セールスイネーブルメント導入後、半年で振り返ったところ、導入前と比較して入社3カ月後、つまりオンボーディング終了時のARPAが大幅に改善されていました。課題だった中途入社者の立ち上がりに効果があると数字で認識できたことで、コンテンツの強化などにもより協力してもらえるようになりました。その後、半年単位で振り返りを実施していましたが、いつでも経営陣に報告できるように中途入社者の立ち上がり状況を数字でまとめていました。

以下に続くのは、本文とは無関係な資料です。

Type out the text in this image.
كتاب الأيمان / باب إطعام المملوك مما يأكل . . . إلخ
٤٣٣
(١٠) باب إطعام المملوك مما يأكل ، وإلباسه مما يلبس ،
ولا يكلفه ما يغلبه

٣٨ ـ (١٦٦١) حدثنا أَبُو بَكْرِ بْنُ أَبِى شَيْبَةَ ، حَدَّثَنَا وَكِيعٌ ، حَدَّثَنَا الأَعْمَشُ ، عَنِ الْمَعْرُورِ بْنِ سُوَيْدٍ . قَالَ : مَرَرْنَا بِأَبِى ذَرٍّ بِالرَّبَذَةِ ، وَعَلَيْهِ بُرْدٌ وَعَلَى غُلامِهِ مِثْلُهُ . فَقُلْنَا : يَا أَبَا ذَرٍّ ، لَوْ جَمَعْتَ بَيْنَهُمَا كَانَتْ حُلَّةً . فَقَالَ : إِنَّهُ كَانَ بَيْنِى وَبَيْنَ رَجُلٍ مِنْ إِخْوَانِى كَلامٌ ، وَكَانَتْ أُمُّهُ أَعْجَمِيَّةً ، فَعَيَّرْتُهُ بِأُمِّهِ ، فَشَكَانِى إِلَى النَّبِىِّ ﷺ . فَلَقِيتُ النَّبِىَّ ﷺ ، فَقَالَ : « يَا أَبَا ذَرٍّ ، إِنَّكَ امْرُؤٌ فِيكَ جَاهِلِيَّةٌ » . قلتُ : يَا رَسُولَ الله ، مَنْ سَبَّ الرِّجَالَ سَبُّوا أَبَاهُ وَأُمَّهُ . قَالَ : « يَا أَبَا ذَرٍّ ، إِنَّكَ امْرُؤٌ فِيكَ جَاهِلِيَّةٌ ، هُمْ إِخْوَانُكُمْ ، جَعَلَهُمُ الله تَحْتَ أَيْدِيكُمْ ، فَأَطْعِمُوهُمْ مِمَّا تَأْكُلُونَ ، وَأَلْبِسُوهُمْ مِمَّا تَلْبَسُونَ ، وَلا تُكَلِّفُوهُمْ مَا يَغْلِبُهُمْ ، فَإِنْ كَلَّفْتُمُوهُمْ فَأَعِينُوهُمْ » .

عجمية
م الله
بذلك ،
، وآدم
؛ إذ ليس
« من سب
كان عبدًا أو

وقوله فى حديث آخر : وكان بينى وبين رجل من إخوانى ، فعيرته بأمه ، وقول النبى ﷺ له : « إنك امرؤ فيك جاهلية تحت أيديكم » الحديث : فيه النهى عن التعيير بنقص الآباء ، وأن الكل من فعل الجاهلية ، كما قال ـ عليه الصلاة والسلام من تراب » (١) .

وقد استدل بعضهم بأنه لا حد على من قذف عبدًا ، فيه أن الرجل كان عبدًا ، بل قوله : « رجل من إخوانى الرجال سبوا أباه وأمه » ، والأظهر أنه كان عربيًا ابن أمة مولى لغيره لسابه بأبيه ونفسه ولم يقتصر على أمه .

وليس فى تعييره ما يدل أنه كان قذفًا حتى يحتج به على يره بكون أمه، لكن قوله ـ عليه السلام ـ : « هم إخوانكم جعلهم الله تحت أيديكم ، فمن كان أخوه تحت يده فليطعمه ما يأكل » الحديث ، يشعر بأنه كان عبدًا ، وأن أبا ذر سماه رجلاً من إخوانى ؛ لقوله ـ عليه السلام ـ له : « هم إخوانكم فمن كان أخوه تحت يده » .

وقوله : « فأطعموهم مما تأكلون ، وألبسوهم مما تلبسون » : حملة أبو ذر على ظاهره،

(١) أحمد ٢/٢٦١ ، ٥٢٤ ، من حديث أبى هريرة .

なお、データによる「セールス活動の見える化」がまだできていない場合、少なくともセールスイネーブルメント導入時には着手しておくことを強くお勧めします。セールスに関するデータをあらゆるタイミングでとっておくことで、効果測定に役立つのはもちろん、何かセールス活動に問題が起きた時にも対処しやすくなります。個人やチームごとの活動量や成約率などの推移を見ることで、個人や組織の課題が圧倒的に把握しやすくなるからです。
可能ならば、「必要なデータを取得する人」「それを基に仮説を立てる人」「取り組みを推進する人」を設けられると、より素早くPDCAを回せるでしょう。その上で、セールスイネーブルメント担当者は、セールスに関する数字をいつでも自由にチェックできる状態をつくることがとても重要です。
「社員の声」の活用
定量だけでなく、定性データもセールスイネーブルメントの効果測定には欠かせません。その筆頭が「社員の声」でしょう。弊社では、オンボーディング期間の3カ月が終わった後、受講者にアンケートを実施しています。コンテンツや指導についての感想、もっと良くできることなど、率直に答えてもらった内容の数々は、取り組みの効果を推し量る重要な材料の1つです。
「親身にサポートしてくれたので成約がとれた」「頼れる場所ができて良かった」などの感謝の声が多いのですが、それと同時にコンテンツをブラッシュアップするポイントが見つかることもあります。
例えば、過去には受講者の声を基に、座学内容を一新したことがあります。以前は、既存の営業資料をベースに、会社概要や商品情報のインプットをしていました。しかし、いざ商談、となったときに、ただ聞き覚えたことを話しているような印象になってしまったという声が上がったのです。そこでこの「単なる知識の説明になってしまう」という課題を解決するために、初回交渉のトークスクリプトを教材にし、なぜこのタイミングで会社や商品の説明をするのかという意図や背景もセットで伝えるように変更しました。
もちろん受講者の声だけでなく、講師やメンターを務める自分たちの課題感、現場の声も反映させ、コンテンツを常に見直しています。現場の声を反映した一例が、第2回でお伝えした「ロールモデルの要素追加」です。オンライン商談が増えたのをきっかけに、現在活躍する若手の要素を取り入れました。常に課題意識を持って改善点を探し、よりよい育成コンテンツを作るためにも、定量だけでなく定性データもしっかり取得することをお勧めします。